The whole issue of foreign aid needs to be addressed. The U.S. constitution provides for a government of limited powers. The government can constitutionally do only those things that are specifically enumerated in the constitution. The constitution says nothing about foreign aid, which makes it constitutionally suspect. Those who favor foreign aid programs might argue that giving foreign aid is in the best interest of the United States. But even if that were sometimes the case, it does not follow that such foreign aid programs can become constitutional just because they might be in America’s best interest. Besides, the "best interests" argument does not seem to apply to Israel, a country that has received nearly US$78 billion in foreign aid from the United States between fiscal 1948 and 1996. At least part of the military aid Israel receives is used to abuse the human rights of Palestinians. The nonmilitary aid is used to support an economic system that is basically socialist. How can it be in the interest of the United States to support such a regime?
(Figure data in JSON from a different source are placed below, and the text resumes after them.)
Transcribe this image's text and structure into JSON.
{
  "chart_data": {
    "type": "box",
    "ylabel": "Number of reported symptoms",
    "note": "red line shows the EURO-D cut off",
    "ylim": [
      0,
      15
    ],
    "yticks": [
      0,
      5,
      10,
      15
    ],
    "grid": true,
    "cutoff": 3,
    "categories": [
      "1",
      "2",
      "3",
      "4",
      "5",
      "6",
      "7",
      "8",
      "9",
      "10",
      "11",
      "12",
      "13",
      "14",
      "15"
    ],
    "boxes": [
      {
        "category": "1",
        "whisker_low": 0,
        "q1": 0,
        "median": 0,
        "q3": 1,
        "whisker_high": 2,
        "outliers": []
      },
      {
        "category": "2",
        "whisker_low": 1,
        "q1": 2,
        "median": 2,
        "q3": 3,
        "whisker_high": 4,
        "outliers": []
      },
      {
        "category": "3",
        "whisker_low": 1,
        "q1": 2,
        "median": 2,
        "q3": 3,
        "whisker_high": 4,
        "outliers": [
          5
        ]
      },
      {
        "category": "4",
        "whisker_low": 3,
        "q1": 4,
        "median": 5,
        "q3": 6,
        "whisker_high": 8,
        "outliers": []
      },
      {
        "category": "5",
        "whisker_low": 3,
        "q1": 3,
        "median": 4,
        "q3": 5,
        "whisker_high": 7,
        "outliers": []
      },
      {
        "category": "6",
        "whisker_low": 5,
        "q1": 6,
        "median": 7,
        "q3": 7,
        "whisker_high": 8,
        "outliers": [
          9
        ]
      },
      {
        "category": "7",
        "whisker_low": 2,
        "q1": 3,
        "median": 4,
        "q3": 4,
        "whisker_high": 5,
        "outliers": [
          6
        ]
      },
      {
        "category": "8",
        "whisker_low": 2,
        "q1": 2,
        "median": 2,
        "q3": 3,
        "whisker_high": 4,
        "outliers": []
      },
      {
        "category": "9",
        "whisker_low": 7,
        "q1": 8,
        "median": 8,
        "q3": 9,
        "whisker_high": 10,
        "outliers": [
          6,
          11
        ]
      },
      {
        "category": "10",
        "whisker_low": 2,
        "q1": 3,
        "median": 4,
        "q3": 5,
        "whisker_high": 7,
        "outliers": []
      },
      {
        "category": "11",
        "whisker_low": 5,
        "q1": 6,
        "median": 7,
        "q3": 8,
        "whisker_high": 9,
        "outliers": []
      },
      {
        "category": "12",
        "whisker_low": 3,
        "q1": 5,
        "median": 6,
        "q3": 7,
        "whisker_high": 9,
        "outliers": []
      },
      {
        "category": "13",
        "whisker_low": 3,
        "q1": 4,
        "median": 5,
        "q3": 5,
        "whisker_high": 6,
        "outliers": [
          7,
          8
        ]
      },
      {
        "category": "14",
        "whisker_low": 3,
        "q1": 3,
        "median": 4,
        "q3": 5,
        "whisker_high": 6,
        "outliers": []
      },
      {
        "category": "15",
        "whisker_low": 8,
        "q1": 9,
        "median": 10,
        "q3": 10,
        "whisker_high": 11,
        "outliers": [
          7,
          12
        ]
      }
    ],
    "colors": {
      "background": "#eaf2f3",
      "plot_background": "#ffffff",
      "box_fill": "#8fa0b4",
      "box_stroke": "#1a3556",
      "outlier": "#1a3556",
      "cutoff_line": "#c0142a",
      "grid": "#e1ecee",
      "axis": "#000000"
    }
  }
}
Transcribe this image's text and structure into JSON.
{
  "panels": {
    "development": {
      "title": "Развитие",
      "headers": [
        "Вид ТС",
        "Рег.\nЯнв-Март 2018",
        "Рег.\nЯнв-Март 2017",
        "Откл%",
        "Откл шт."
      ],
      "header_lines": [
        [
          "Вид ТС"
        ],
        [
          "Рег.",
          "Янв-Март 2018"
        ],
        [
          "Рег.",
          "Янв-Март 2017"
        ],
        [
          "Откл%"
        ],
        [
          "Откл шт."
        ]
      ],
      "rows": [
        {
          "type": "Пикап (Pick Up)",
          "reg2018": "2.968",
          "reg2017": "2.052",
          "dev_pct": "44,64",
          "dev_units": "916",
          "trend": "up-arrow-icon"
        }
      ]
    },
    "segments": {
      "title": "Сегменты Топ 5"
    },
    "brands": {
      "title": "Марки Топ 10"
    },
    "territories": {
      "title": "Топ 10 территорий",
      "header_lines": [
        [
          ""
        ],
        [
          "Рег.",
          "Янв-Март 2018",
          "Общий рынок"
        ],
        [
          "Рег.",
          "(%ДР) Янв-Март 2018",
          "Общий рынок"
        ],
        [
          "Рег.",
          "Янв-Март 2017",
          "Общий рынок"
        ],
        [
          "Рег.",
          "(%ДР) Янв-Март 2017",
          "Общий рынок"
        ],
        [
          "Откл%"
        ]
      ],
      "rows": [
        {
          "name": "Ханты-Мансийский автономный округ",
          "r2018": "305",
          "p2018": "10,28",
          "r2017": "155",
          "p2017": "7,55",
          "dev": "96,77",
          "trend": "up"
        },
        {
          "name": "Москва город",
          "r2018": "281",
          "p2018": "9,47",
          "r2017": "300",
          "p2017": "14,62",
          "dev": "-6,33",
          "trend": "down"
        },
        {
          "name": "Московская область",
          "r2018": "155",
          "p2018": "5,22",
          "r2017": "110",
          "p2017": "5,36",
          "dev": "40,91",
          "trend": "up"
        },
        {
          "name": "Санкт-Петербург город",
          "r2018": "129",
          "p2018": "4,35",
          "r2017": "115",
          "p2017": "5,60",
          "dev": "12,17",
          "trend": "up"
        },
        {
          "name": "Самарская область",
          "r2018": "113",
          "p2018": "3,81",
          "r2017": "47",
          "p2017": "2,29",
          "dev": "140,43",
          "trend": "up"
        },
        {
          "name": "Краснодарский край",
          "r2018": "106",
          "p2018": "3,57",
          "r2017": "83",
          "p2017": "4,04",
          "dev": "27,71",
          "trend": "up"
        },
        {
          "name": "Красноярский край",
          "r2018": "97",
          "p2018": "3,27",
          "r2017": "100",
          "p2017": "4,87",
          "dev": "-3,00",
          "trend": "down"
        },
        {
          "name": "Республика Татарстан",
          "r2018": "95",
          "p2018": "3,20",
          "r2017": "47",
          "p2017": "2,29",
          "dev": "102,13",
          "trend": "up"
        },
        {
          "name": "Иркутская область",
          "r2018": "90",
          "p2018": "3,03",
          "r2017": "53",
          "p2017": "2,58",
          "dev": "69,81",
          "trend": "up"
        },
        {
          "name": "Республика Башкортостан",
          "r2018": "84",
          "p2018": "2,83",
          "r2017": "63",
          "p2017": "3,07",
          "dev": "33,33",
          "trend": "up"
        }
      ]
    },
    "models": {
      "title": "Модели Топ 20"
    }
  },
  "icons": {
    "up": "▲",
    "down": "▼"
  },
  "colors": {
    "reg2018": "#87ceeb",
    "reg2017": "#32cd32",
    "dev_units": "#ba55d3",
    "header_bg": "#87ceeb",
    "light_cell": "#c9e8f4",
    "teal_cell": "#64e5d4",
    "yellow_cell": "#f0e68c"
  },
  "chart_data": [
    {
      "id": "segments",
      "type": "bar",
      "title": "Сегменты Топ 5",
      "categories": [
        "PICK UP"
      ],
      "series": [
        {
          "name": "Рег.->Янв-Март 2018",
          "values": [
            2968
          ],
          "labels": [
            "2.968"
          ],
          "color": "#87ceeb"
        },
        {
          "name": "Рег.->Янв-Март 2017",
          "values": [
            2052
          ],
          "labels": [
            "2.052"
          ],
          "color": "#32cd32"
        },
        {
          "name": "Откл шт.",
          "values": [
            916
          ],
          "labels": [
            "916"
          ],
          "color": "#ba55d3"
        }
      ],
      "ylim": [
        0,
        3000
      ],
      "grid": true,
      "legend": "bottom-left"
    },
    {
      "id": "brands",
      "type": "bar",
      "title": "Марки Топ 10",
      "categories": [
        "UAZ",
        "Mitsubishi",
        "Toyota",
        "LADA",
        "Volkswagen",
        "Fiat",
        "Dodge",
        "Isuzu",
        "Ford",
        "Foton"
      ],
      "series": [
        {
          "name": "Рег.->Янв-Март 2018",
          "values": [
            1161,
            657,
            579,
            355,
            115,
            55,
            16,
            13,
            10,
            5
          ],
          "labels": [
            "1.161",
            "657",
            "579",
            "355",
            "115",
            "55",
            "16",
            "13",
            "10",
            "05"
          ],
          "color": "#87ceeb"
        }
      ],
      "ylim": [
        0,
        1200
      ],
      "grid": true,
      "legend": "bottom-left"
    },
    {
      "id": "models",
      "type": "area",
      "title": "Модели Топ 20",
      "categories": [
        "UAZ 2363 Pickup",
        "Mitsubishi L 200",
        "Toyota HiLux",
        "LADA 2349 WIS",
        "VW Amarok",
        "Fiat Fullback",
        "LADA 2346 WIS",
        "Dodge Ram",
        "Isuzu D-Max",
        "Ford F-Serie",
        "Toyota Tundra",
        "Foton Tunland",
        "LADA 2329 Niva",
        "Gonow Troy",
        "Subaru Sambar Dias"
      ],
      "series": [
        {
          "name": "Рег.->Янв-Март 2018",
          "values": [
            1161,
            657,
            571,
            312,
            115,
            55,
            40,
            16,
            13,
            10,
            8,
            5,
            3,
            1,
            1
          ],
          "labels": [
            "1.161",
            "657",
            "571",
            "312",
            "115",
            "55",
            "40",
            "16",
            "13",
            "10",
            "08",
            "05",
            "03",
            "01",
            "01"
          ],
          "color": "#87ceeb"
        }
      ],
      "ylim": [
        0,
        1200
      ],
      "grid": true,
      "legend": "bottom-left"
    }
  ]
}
American taxpayers are being abused by being forced to support Israeli terrorism and socialism. At the very least, the foreign aid spigot should be turned off, the sooner the better. In addition, those politicians who have the courage should speak out against the human rights abuses that have been perpetrated against the Palestinian people. Even if one concedes that the U.S. has some strategic interest in Israel (I do not concede this point), it does not follow that American taxpayers should be forced to support a corrupt regime that systematically abuses the human rights of a targeted ethnic group. Human rights are human rights, and no government should ever condone or financially support a regime that systematically disparages them. Once U.S. support stops, Arab terrorists (some of whom may legitimately be called freedom fighters) will be far less likely to attack U.S. property and citizens.

Although some Arabs hate the United States because of its support of Israel, that is not the only reason why some Arabs are angry with the U.S. Historically, various U.S. governments have had a policy of supporting corrupt regimes. We supported the Shah of Iran. We supported a fascist South Vietnamese dictator who was fighting a communist North Vietnamese dictator. We supported Stalin’s enslavement of millions of East Europeans. We supported Ferdinand Marcos in the Philippines when it was fashionable to do so. During the Gulf war we came to the aid of a family of dictators in Kuwait who were being attacked by an Iraqi dictator. American soldiers were summoned to a Kuwaiti prince’s house to reinstall the gold plumbing that had been stolen by Iraqi soldiers, which is hardly a legitimate use of American troops. We have supported a number of corrupt regimes in Arab countries over the years because American leaders thought it was in the best interests of the United States to do so. Aside from the fact that it is seldom in anyone’s best interests to support corrupt regimes, it is also a morally bankrupt policy, and the Arabs recognize that fact.

A third reason why some Arabs dislike the United States, and the West in general, goes back to the Crusades. While I was preparing this article, an Arab friend of mine pointed out that Moslems still have not forgotten the Crusades, the aims of which were to capture holy sites and either kill or convert Moslems. Although the United States was not to blame for the Crusades, which ended hundreds of years before America came into existence as a political entity, Arabs are still suffering psychologically from that experience.

While cutting off American aid to Israel and ending support for corrupt Arab regimes might stop Arab terrorism against the United States, it will not stop violence (call it terrorism or freedom fighting) in Israel. That violence is unlikely to stop until human rights abuses are stopped and the land that has been taken is restored to its rightful owners. Muslims, Jews and Christians can live in peace, but only when human rights - which includes property rights - are respected.